Mendeley functions as a free reference management system and an academic social network. Users can generate bibliographies, collaborate with other users, and import resources. The program can be accessed online and as a desktop, iPhone, or iPad application. While the standard tool is free and provides users with two gigabytes of web storage space, additional storage can be purchased. The tool also includes a PDF viewer where users can add notes and highlight text. Citations can be exported as BibTeX and into several word processors. The social networking features include newsfeeds, comments, and profile pages. User statistics about papers, authors, and publications may also be viewed.

ResearchGate. n.d. “ResearchGate—Find and Share Research.” ResearchGate. Accessed June 4, 2021. https://www.researchgate.net/

With millions of users worldwide, ResearchGate is a noteworthy example of a for-profit academic social networking site and research-sharing platform. Marketed primarily to academics working in science, technology, engineering, and mathematics, it allows users to upload research materials to its repository, share their work, pose questions, and connect with other users who share similar research interests or areas of expertise. Additionally, ResearchGate provides users with a propriety metric or “RG Score” that appears to measure bibliometric impact. Other statistics about users and publications uploaded to the repository can also be accessed.

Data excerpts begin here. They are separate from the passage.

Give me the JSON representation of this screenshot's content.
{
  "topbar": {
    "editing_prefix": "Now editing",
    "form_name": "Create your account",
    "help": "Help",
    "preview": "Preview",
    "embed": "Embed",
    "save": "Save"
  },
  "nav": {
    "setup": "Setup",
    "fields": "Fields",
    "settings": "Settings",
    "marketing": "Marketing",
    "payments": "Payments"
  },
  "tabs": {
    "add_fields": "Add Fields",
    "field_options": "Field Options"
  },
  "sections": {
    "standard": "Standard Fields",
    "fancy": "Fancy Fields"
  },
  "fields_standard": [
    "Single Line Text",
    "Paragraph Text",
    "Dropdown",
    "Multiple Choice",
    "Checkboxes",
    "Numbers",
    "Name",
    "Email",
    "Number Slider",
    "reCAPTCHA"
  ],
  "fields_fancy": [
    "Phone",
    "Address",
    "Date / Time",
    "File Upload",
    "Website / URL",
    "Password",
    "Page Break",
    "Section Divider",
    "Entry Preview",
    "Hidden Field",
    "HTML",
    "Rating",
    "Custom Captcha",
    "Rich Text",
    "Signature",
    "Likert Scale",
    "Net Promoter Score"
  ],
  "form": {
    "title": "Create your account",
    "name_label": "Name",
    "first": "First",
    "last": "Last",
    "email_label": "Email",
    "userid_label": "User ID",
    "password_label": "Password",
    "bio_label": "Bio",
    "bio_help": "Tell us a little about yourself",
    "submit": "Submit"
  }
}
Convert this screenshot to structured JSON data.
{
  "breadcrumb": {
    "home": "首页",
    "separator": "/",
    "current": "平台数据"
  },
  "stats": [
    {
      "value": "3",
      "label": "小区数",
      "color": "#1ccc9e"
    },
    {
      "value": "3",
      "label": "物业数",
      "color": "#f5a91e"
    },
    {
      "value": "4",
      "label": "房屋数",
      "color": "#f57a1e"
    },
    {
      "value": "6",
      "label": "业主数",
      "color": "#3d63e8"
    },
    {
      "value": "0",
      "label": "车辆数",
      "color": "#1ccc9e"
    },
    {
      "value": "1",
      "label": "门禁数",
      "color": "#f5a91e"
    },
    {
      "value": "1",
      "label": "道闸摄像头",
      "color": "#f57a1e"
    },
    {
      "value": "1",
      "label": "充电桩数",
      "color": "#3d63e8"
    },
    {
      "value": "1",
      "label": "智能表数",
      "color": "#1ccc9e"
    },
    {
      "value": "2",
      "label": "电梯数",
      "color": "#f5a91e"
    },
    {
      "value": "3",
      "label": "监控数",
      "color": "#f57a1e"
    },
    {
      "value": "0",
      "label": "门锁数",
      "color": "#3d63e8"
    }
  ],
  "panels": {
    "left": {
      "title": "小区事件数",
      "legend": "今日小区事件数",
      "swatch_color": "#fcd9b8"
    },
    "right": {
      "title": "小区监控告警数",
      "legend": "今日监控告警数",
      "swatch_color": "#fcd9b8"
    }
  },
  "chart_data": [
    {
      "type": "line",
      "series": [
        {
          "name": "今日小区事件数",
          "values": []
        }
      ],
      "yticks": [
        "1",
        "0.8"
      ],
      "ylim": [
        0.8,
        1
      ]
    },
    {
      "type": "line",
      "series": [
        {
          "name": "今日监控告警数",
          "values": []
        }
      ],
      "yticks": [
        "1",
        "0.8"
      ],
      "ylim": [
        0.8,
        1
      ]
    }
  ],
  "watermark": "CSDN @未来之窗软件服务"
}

† Roy Rosenzweig Center for New Media. n.d. “Zotero.” Zotero. https://www.zotero.org

Zotero is an open source reference management system for users to store citations and other content in a variety of file formats. Most library catalogues and common online research environments contain Zotero links, and Zotero integrates with word processors and other writing environments (e.g., email and Google Drive), making it easy to save reference information while working. Users can also assign tags to library items and organize research into collections and subcollections. The tool functions and automatically synchronizes across multiple devices and web browsers. One of the capabilities that differentiates Zotero is the ability to create topical research groups that can house shared libraries, notes, and discussions, offering a collaborative research environment.

† Slashdot Media. 2017. SourceForge. http://sourceforge.net

SourceForge is a web-based source code repository comprising a suite of tools dedicated to facilitating open source software development and dissemination. SourceForge resources include version control, integrated issue tracking, threaded discussion forums, documentation, download statistics, a code repository, and an open source directory. The repository induces social knowledge creation by hosting and indexing open source projects and providing easeful access to these projects for the community at large. Notably, SourceForge was the first service to offer free hosting for open source projects.

+ Wikipedia Foundation. 2019. About page, Wikipedia. Wikipedia:About

Wikipedia is a multilingual, online, open access encyclopedia. The foundational principle of Wikipedia is that the encyclopedia is developed from a neutral point of view that anyone can use, edit, and distribute. Content is written collaboratively and mostly by anonymous volunteers. Since its conception in 2001, Wikipedia has grown into one of the most largely referenced websites with more than 38 million articles and 374 million unique visitors each month.